Feb’s favourite entry!
When is it appropriate to do lunges on a train?
In my experience (!) never. Don’t get me wrong, I’m not against early morning exercise, but to subject an entire carriage full of rush-hour commuters to aisle lunges, pole stretches and extreme heavy breathing, is neither pleasant nor necessary. I have seen grown men wince while ‘Mr Lunge’ ungracefully thrusts his pelvis into any available space. I dread to think where he showers down………..
“You simply de-construct the turkey breast.”
Whoooah there Heston! I’m all for experimental cooking, but discussing the ins and outs of a deceased bird at 7.45am is not the most welcoming conversation to catch a snippet of – especially while I’m surreptitiously trying to read this mornings headlines over a suited and booted man’s shoulder.
Turkey is completely out of season and exactly how much deconstructive work does a breast require?
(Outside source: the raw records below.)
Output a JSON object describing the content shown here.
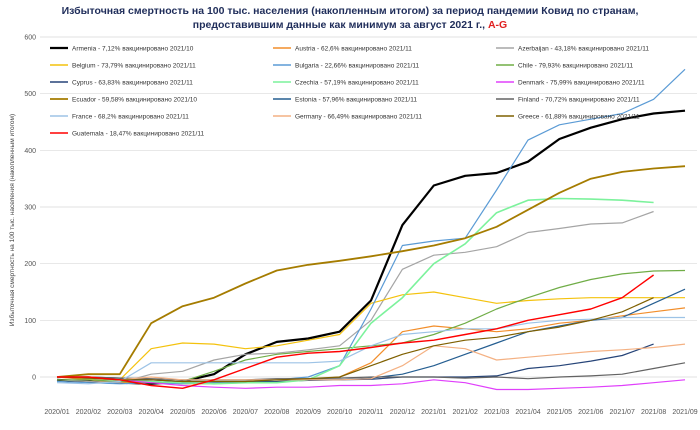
{
  "chart_data": {
    "type": "line",
    "title_line1": "Избыточная смертность на 100 тыс. населения (накопленным итогом) за период пандемии Ковид  по странам,",
    "title_line2_prefix": "предоставившим данные как минимум за август 2021 г., ",
    "title_line2_highlight": "A-G",
    "ylabel": "Избыточная смертность на 100 тыс. населения (накопленным итогом)",
    "xlabel": "",
    "ylim": [
      -50,
      600
    ],
    "yticks": [
      0,
      100,
      200,
      300,
      400,
      500,
      600
    ],
    "grid": true,
    "legend_position": "top-left",
    "x": [
      "2020/01",
      "2020/02",
      "2020/03",
      "2020/04",
      "2020/05",
      "2020/06",
      "2020/07",
      "2020/08",
      "2020/09",
      "2020/10",
      "2020/11",
      "2020/12",
      "2021/01",
      "2021/02",
      "2021/03",
      "2021/04",
      "2021/05",
      "2021/06",
      "2021/07",
      "2021/08",
      "2021/09"
    ],
    "series": [
      {
        "name": "Armenia - 7,12% вакцинировано 2021/10",
        "color": "#000000",
        "width": 2.2,
        "values": [
          -5,
          -8,
          -10,
          -12,
          -8,
          5,
          40,
          62,
          68,
          80,
          135,
          268,
          338,
          355,
          360,
          380,
          420,
          440,
          455,
          465,
          470
        ]
      },
      {
        "name": "Austria - 62,6% вакцинировано 2021/11",
        "color": "#f28e2b",
        "width": 1.2,
        "values": [
          0,
          -5,
          -10,
          -8,
          -12,
          -12,
          -10,
          -8,
          -5,
          0,
          25,
          80,
          90,
          85,
          80,
          85,
          95,
          100,
          108,
          115,
          122
        ]
      },
      {
        "name": "Azerbaijan - 43,18% вакцинировано 2021/11",
        "color": "#a5a5a5",
        "width": 1.2,
        "values": [
          -5,
          -8,
          -10,
          5,
          10,
          30,
          40,
          42,
          48,
          55,
          100,
          190,
          215,
          220,
          230,
          255,
          262,
          270,
          272,
          292,
          null
        ]
      },
      {
        "name": "Belgium - 73,79% вакцинировано 2021/11",
        "color": "#f4c20d",
        "width": 1.2,
        "values": [
          0,
          -3,
          -5,
          50,
          60,
          58,
          50,
          55,
          65,
          75,
          130,
          145,
          150,
          140,
          130,
          135,
          138,
          140,
          140,
          140,
          140
        ]
      },
      {
        "name": "Bulgaria - 22,66% вакцинировано 2021/11",
        "color": "#5b9bd5",
        "width": 1.2,
        "values": [
          -8,
          -10,
          -12,
          -10,
          -12,
          -10,
          -8,
          -5,
          0,
          20,
          120,
          232,
          240,
          245,
          330,
          418,
          445,
          455,
          465,
          490,
          543
        ]
      },
      {
        "name": "Chile - 79,93% вакцинировано 2021/11",
        "color": "#70ad47",
        "width": 1.2,
        "values": [
          -5,
          -5,
          -8,
          -10,
          -8,
          10,
          30,
          40,
          45,
          50,
          55,
          60,
          75,
          95,
          120,
          140,
          158,
          172,
          182,
          187,
          188
        ]
      },
      {
        "name": "Cyprus - 63,83% вакцинировано 2021/11",
        "color": "#264478",
        "width": 1.2,
        "values": [
          0,
          0,
          -2,
          -5,
          -8,
          -8,
          -8,
          -8,
          -6,
          -5,
          -4,
          0,
          0,
          0,
          2,
          15,
          20,
          28,
          38,
          58,
          null
        ]
      },
      {
        "name": "Czechia - 57,19% вакцинировано 2021/11",
        "color": "#7cf29c",
        "width": 1.6,
        "values": [
          0,
          -2,
          -5,
          -8,
          -10,
          -12,
          -10,
          -10,
          -5,
          20,
          95,
          140,
          200,
          235,
          290,
          312,
          315,
          314,
          312,
          308,
          null
        ]
      },
      {
        "name": "Denmark - 75,99% вакцинировано 2021/11",
        "color": "#e040fb",
        "width": 1.2,
        "values": [
          0,
          -2,
          -5,
          -10,
          -15,
          -18,
          -20,
          -18,
          -18,
          -15,
          -15,
          -12,
          -5,
          -10,
          -22,
          -22,
          -20,
          -18,
          -15,
          -10,
          -5
        ]
      },
      {
        "name": "Ecuador - 59,58% вакцинировано 2021/10",
        "color": "#a57c00",
        "width": 1.8,
        "values": [
          0,
          5,
          5,
          95,
          125,
          140,
          165,
          188,
          198,
          205,
          213,
          222,
          232,
          245,
          265,
          295,
          325,
          350,
          362,
          368,
          372
        ]
      },
      {
        "name": "Estonia - 57,96% вакцинировано 2021/11",
        "color": "#255e91",
        "width": 1.2,
        "values": [
          0,
          -2,
          -5,
          -5,
          -8,
          -8,
          -8,
          -5,
          -5,
          -5,
          -2,
          5,
          20,
          40,
          60,
          80,
          90,
          100,
          105,
          130,
          155
        ]
      },
      {
        "name": "Finland - 70,72% вакцинировано 2021/11",
        "color": "#636363",
        "width": 1.2,
        "values": [
          0,
          0,
          -2,
          -3,
          -5,
          -5,
          -5,
          -3,
          -3,
          -2,
          0,
          0,
          0,
          -2,
          0,
          -3,
          0,
          2,
          5,
          15,
          25
        ]
      },
      {
        "name": "France - 68,2% вакцинировано 2021/11",
        "color": "#9dc3e6",
        "width": 1.2,
        "values": [
          -10,
          -12,
          -8,
          25,
          25,
          25,
          25,
          25,
          25,
          28,
          55,
          75,
          80,
          85,
          85,
          95,
          100,
          102,
          105,
          105,
          105
        ]
      },
      {
        "name": "Germany - 66,49% вакцинировано 2021/11",
        "color": "#f4b183",
        "width": 1.2,
        "values": [
          0,
          -2,
          -5,
          0,
          -5,
          -5,
          -5,
          -5,
          -5,
          -5,
          -3,
          20,
          55,
          50,
          30,
          35,
          40,
          45,
          48,
          52,
          58
        ]
      },
      {
        "name": "Greece - 61,88% вакцинировано 2021/11",
        "color": "#7f6000",
        "width": 1.2,
        "values": [
          0,
          -2,
          -5,
          -5,
          -8,
          -8,
          -8,
          -5,
          -3,
          0,
          20,
          40,
          55,
          65,
          70,
          80,
          88,
          100,
          115,
          140,
          null
        ]
      },
      {
        "name": "Guatemala - 18,47% вакцинировано 2021/11",
        "color": "#ff0000",
        "width": 1.4,
        "values": [
          0,
          0,
          -5,
          -15,
          -20,
          -5,
          15,
          35,
          42,
          45,
          52,
          60,
          65,
          75,
          85,
          100,
          110,
          120,
          140,
          180,
          null
        ]
      }
    ]
  }
}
I wait in anticipation for my fellow commutee’s next installment – how to tailor your toast, perhaps?
Have a seat you pretty pair of feet!
People with feet on train chairs is always frowned upon – but Louboutin’s?!?!?!?!?!?! I just hope the seat was clean!
“Did I tell you my sister had a boob job?”
And there it is. All the subtlety of a vuvuzela.
Now I’ve really lost my train of thought. I’m sure they look fabulous, but I’m getting off at the next stop so will never know all the gory details (and I’m sure there will be no holding back, this woman’s phone etiquette is purely non-existent!!!).